An interesting conversation ensued during our monthly breast conference last week. As usual, the case was presented, a woman in her late 80’s, who presented with a lump in her breast and a suspicious mammogram. After the usual testing of ultrasound, MRI, CT and biopsy it was confirmed that she had breast cancer. Her stage was early by what we could see, however there were some unusual pathologies that led to a discussion of what would be best to fully treat this woman to the best of our ability. Again, as usual, oncotyping was discussed. Would this be something that was feasible or even useful for this woman? Oncotype Dx is a genetic testing that is used widely to help to determine the best course of treatment for patients. The problem is that unless you meet specific criteria, insurance will not cover the cost of the testing and it generally costs about $3000.
That, naturally set off a discussion of the state of healthcare and how it “will only get worse.” I guess that depends on what you think worse is. On one side of the discussion was the surgeon who had been out of practice for a while but was declaring that he could not practice that way. If you know this is the best testing available but you don’t order it because the insurance won’t pay for it, it’s, in his word “criminal.” But another side of the debate was also brought out. Would this really be the best testing for this woman? If insurance was not an issue, would you order this test? And to what end?
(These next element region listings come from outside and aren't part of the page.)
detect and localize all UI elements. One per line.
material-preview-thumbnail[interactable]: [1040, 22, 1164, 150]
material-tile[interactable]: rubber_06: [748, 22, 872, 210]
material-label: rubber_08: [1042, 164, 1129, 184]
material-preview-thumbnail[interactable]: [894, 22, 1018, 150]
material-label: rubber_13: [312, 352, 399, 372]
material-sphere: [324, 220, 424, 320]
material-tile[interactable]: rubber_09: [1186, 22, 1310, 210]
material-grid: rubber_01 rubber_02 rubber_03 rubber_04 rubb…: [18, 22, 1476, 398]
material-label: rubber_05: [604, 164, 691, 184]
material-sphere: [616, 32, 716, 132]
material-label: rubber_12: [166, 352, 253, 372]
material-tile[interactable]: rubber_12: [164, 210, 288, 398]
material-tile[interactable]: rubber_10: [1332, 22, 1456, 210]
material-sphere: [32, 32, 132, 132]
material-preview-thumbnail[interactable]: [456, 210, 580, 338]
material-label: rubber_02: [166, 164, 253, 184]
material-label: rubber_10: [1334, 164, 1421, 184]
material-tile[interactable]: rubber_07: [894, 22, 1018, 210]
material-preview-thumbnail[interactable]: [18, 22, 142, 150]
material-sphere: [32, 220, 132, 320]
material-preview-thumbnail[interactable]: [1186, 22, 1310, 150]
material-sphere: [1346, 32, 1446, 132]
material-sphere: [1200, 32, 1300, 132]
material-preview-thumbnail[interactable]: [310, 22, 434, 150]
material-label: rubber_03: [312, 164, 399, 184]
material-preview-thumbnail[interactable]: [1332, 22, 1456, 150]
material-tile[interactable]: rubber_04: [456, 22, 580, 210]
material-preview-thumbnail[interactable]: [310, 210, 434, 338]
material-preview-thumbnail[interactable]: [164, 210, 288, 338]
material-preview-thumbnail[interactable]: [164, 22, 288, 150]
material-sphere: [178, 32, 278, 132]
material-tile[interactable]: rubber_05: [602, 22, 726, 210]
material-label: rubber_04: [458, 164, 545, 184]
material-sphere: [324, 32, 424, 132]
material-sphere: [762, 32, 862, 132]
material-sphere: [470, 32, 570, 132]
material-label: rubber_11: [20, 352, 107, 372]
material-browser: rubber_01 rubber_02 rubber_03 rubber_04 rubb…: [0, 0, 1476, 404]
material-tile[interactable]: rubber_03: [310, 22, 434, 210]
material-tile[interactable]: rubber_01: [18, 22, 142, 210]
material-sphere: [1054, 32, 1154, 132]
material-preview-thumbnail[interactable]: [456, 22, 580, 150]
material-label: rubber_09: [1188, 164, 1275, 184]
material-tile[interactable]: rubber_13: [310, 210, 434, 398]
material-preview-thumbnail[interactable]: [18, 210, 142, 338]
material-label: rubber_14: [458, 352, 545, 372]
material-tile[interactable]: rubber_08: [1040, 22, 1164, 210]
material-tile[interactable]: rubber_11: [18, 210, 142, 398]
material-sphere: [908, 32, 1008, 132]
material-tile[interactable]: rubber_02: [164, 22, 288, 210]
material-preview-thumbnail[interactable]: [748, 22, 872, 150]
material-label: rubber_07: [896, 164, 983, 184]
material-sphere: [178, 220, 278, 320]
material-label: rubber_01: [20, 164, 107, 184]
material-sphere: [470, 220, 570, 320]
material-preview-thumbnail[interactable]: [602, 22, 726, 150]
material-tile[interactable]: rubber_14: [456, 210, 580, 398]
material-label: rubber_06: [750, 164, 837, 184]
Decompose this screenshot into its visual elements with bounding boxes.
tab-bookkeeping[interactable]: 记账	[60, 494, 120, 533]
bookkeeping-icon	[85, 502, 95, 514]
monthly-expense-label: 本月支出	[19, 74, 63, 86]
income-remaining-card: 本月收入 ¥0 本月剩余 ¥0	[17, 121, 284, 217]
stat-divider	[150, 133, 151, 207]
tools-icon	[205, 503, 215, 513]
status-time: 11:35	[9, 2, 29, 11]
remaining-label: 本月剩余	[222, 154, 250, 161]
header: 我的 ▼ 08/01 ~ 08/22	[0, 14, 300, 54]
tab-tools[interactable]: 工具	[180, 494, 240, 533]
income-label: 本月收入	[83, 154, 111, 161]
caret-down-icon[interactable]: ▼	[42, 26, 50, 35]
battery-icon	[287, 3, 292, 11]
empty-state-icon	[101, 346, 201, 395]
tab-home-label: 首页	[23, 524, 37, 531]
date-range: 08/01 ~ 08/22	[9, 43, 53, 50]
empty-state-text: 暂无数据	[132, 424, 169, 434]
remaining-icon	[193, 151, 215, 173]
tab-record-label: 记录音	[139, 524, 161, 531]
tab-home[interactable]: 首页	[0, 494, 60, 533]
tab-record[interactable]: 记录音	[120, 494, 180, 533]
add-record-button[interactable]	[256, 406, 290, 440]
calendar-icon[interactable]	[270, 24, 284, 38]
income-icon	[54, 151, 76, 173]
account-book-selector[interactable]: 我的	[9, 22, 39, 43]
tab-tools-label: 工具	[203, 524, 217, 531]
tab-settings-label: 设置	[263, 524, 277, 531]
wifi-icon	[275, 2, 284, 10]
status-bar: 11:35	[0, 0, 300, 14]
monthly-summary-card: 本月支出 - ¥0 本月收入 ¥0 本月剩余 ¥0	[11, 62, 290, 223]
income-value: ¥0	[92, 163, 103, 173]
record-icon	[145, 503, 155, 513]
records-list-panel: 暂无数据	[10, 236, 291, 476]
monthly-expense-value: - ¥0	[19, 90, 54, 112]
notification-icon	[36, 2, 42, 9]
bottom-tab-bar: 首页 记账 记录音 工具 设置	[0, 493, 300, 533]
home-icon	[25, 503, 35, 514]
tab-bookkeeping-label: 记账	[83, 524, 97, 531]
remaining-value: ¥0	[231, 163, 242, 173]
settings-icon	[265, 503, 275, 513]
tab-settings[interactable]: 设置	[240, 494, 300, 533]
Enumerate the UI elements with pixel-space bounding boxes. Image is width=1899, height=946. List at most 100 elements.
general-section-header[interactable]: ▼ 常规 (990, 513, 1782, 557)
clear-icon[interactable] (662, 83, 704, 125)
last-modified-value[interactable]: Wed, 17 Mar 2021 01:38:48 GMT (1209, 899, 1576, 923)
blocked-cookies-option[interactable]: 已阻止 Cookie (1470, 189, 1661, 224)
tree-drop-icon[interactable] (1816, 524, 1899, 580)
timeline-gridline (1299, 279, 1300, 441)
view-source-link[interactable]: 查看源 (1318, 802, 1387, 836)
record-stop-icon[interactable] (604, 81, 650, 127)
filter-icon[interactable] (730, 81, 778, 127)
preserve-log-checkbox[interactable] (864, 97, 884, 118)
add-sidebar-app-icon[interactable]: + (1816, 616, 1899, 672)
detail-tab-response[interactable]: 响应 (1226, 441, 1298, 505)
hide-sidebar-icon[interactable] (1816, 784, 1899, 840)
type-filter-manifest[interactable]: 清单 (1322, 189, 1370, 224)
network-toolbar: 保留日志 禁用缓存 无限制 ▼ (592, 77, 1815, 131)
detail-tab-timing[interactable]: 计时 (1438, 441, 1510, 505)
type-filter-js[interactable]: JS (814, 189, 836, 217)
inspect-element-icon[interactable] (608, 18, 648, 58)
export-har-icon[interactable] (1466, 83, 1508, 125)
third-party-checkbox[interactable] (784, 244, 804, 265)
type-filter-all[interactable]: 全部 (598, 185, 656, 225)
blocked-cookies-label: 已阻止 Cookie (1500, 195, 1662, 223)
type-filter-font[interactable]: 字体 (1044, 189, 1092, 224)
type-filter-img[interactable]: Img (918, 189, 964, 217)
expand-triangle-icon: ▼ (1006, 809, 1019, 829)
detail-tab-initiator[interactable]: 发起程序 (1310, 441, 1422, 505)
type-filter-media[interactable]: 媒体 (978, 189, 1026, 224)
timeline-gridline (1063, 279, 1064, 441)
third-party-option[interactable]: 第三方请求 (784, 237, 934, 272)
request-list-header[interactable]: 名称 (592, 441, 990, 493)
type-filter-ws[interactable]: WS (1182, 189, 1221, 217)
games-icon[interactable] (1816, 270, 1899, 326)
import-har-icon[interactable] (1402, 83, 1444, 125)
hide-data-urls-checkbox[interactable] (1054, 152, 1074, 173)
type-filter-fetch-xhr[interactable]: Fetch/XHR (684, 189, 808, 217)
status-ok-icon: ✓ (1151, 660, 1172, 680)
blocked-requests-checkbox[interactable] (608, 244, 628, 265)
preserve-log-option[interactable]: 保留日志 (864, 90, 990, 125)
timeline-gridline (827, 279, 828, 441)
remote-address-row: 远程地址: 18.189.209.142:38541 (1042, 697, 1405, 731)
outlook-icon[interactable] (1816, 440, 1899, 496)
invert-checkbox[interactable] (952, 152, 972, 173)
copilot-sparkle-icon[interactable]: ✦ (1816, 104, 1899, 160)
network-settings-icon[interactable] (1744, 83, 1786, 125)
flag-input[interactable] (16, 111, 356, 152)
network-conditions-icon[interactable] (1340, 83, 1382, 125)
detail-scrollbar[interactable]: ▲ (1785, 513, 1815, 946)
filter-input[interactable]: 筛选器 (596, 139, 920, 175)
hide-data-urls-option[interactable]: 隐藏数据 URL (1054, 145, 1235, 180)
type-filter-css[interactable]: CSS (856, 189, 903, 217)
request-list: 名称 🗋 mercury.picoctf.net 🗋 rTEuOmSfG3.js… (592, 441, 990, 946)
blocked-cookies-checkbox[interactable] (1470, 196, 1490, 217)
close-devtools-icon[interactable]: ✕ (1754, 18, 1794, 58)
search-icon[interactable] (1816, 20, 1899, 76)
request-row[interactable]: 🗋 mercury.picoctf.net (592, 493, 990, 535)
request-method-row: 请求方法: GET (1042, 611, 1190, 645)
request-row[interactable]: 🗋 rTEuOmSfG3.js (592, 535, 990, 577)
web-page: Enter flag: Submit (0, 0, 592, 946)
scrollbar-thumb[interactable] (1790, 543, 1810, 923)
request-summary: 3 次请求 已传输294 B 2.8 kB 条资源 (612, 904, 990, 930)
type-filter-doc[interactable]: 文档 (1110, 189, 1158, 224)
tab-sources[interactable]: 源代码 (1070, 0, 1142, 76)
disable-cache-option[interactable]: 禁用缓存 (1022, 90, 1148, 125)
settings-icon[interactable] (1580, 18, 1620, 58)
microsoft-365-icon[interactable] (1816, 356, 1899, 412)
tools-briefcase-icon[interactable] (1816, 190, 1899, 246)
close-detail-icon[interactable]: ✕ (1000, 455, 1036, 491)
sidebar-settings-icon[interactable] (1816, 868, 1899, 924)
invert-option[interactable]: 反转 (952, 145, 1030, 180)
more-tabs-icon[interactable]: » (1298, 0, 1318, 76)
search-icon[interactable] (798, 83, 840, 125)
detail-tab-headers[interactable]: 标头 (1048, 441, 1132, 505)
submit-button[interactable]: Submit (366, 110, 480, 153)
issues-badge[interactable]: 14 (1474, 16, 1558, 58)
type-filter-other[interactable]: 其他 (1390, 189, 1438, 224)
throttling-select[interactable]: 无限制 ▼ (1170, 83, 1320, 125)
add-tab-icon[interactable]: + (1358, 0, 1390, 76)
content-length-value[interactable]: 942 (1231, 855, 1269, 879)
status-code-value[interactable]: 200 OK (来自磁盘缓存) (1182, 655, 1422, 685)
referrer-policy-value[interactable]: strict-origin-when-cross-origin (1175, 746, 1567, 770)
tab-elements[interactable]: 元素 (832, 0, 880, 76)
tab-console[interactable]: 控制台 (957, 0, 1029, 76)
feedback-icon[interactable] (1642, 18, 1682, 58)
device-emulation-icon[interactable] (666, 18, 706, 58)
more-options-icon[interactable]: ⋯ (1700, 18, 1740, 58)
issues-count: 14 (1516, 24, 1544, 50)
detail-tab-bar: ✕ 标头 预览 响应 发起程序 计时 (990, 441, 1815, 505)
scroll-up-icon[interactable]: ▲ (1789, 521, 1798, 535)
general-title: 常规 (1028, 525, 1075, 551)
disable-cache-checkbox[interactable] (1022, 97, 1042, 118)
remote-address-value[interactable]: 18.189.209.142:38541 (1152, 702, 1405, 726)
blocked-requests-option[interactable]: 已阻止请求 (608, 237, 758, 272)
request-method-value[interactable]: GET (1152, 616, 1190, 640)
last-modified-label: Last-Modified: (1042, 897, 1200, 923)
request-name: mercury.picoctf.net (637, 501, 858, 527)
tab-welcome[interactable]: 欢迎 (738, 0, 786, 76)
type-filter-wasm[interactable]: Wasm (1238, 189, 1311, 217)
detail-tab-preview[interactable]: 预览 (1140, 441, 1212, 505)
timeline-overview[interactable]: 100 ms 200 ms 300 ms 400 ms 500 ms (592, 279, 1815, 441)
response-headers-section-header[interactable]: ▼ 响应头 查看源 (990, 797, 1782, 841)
That was the part that I thought was the most interesting. It was nursing or social work that brought out this discussion. It was several of the physicians. They could see that, especially in these times, you do need to be more judicious about the test that you order. So maybe we could get some information about this woman’s tumor type through oncotyping. But would it change our course of treatment? What does this patient look like outside of the testing? She’s in her late 80’s and her performance status is not so great. She’s what we would commonly call an “old” 85 rather than a “85.” She would most likely not ever consider chemotherapy for herself let alone be able to tolerate it. So, do we do a test that costs thousands of dollars just for our own information?
I was quite pleased that this discussion came up via the physicians; that they do, indeed see the bigger picture. I know we are all concerned about how the new healthcare reform will affect our practice and our patients. One thing, that I’ve seen through this, is that we will all need to think more. Think about what would be the outcome of the tests we order. Will the results of testing potentially change our course of treatment or diagnosis? Or is it a nice to know situation. We will need to all start being more judicious in knowing that ordering tests just for the sake of knowing has to change. Will our practice change? Most certainly. Will it change for the better or will it change for the worse? That will depend on your outlook of what is needed and what is wanted. I’ve been on a want vs. need kick in my own personal life as well as trying to instill some of it in our staff when it comes to our nursing practice. Perhaps we all need to have a more want vs. need outlook. Who knows where that might get us.